It was good to hear one’s own language again, and I decided to make a clean breast of it.
“It’s awfully kind of you, sir,” said I. “Perhaps you can. I came to ask for the interpretership of my squadron. We haven’t got one and I can talk French. If you could put in a word for me I should be lastingly grateful.”
His next words made him my brother for life. “Sit down, won’t you,” he said, “and have a cigarette.”
Can you realize what it meant after those weeks of misery, with no letters and the eternal adjective of the ranks which gets on one’s nerves till one could scream, to be asked to sit down and have a cigarette in that officers’ mess?

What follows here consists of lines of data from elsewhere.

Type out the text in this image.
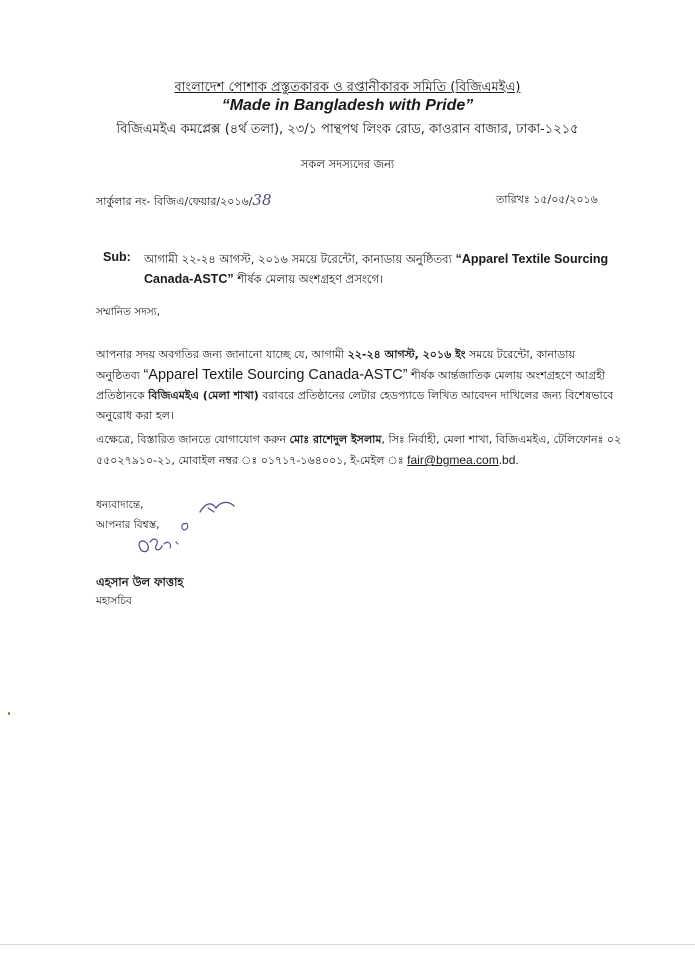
বাংলাদেশ পোশাক প্রস্তুতকারক ও রপ্তানীকারক সমিতি (বিজিএমইএ)
“Made in Bangladesh with Pride”
বিজিএমইএ কমপ্লেক্স (৪র্থ তলা), ২৩/১ পান্থপথ লিংক রোড, কাওরান বাজার, ঢাকা-১২১৫
সকল সদস্যদের জন্য
সার্কুলার নং- বিজিএ/ফেয়ার/২০১৬/38	তারিখঃ ১৫/০৫/২০১৬
Sub: আগামী ২২-২৪ আগস্ট, ২০১৬ সময়ে টরেন্টো, কানাডায় অনুষ্ঠিতব্য “Apparel Textile Sourcing Canada-ASTC” শীর্ষক মেলায় অংশগ্রহণ প্রসংগে।
সম্মানিত সদস্য,
আপনার সদয় অবগতির জন্য জানানো যাচ্ছে যে, আগামী ২২-২৪ আগস্ট, ২০১৬ ইং সময়ে টরেন্টো, কানাডায় অনুষ্ঠিতব্য “Apparel Textile Sourcing Canada-ASTC” শীর্ষক আর্ন্তজাতিক মেলায় অংশগ্রহণে আগ্রহী প্রতিষ্ঠানকে বিজিএমইএ (মেলা শাখা) বরাবরে প্রতিষ্ঠানের লেটার হেডপ্যাডে লিখিত আবেদন দাখিলের জন্য বিশেষভাবে অনুরোধ করা হল।
এক্ষেত্রে, বিস্তারিত জানতে যোগাযোগ করুন মোঃ রাশেদুল ইসলাম, সিঃ নির্বাহী, মেলা শাখা, বিজিএমইএ, টেলিফোনঃ ০২ ৫৫০২৭৯১০-২১, মোবাইল নম্বর ঃ ০১৭১৭-১৬৪০০১, ই-মেইল ঃ fair@bgmea.com.bd.
ধন্যবাদান্তে,
আপনার বিশ্বস্ত,
এহসান উল ফাত্তাহ
মহাসচিব
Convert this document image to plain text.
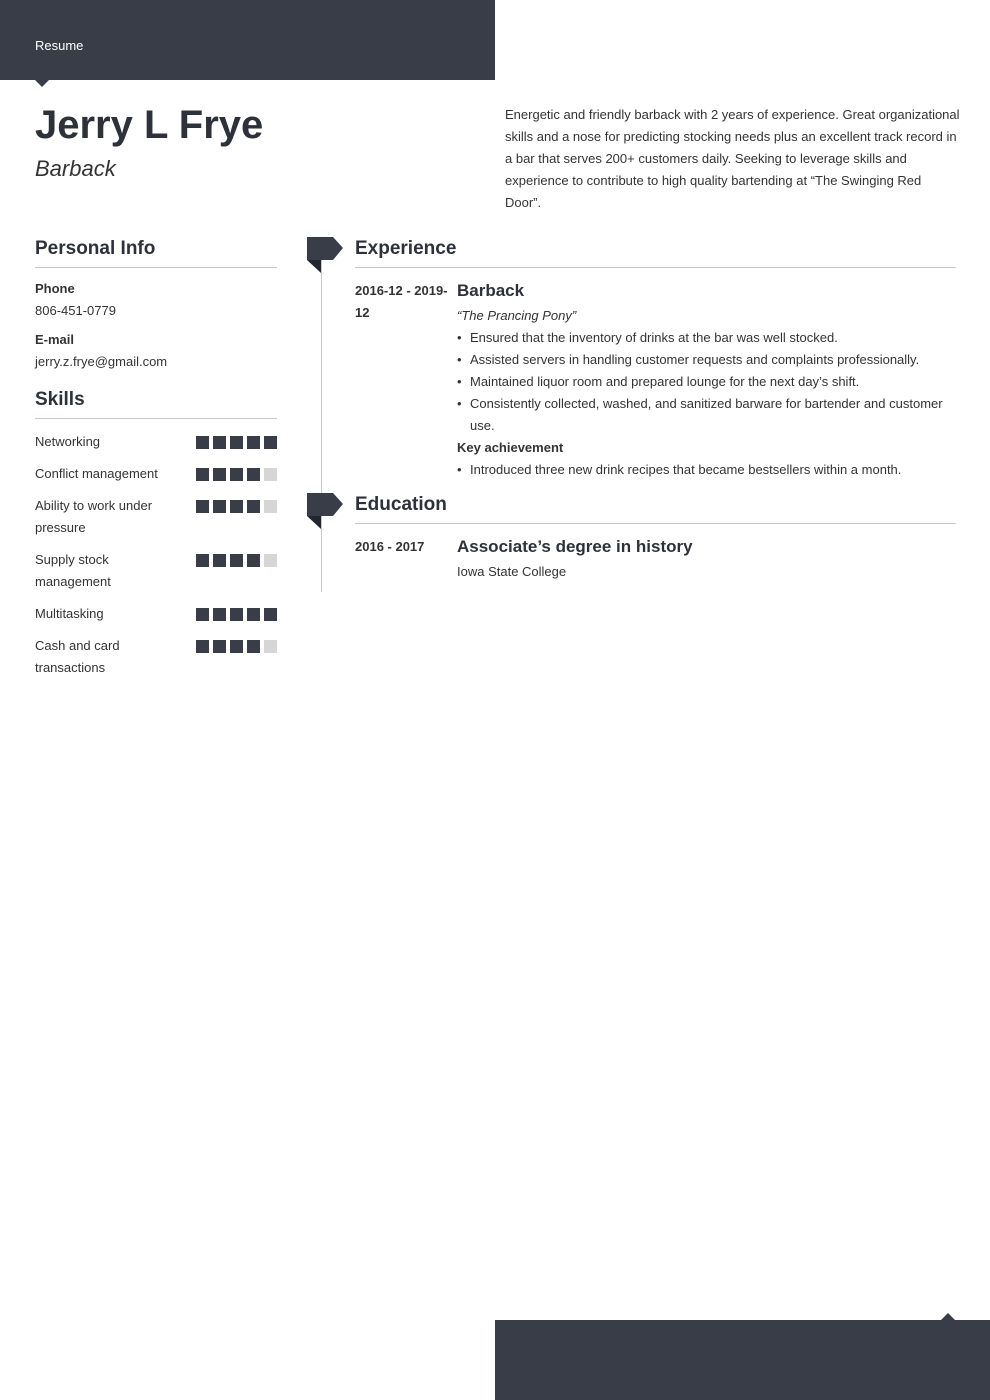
Resume
Jerry L Frye
Barback

Energetic and friendly barback with 2 years of experience. Great organizational skills and a nose for predicting stocking needs plus an excellent track record in a bar that serves 200+ customers daily. Seeking to leverage skills and experience to contribute to high quality bartending at “The Swinging Red Door”.

Personal Info
Phone
806-451-0779
E-mail
jerry.z.frye@gmail.com
Skills
Networking
Conflict management
Ability to work under pressure
Supply stock management
Multitasking
Cash and card transactions
Experience
2016-12 - 2019-12
Barback
“The Prancing Pony”
• Ensured that the inventory of drinks at the bar was well stocked.
• Assisted servers in handling customer requests and complaints professionally.
• Maintained liquor room and prepared lounge for the next day’s shift.
• Consistently collected, washed, and sanitized barware for bartender and customer use.
Key achievement
• Introduced three new drink recipes that became bestsellers within a month.
Education
2016 - 2017	Associate’s degree in history
Iowa State College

Speechless, I took one, although I dislike cigarettes and always stick to a pipe. But that one was a link with all that I’d left behind, and was the best I’ve ever smoked in my life. He proceeded to ask me my name and where I was educated, and said he would see what he could do for me, and after about ten minutes I went out again into the mud a better soldier than I went in. That touch of fellow feeling helped enormously. And he was as good as his word. For the following morning the Major sent for me.
19
The rain had stopped and there had been a hard frost in the night which turned the roads to ice. The horses were being walked round and round in a circle, and the Major was standing watching them when I came up and saluted.
“Yes, what is it?” he said.
“You sent for me, sir.”
“Oh—you’re Gibbs, are you?—Yes, let’s go in out of this wind.” He led the way into the mess and stood with his back to the fire.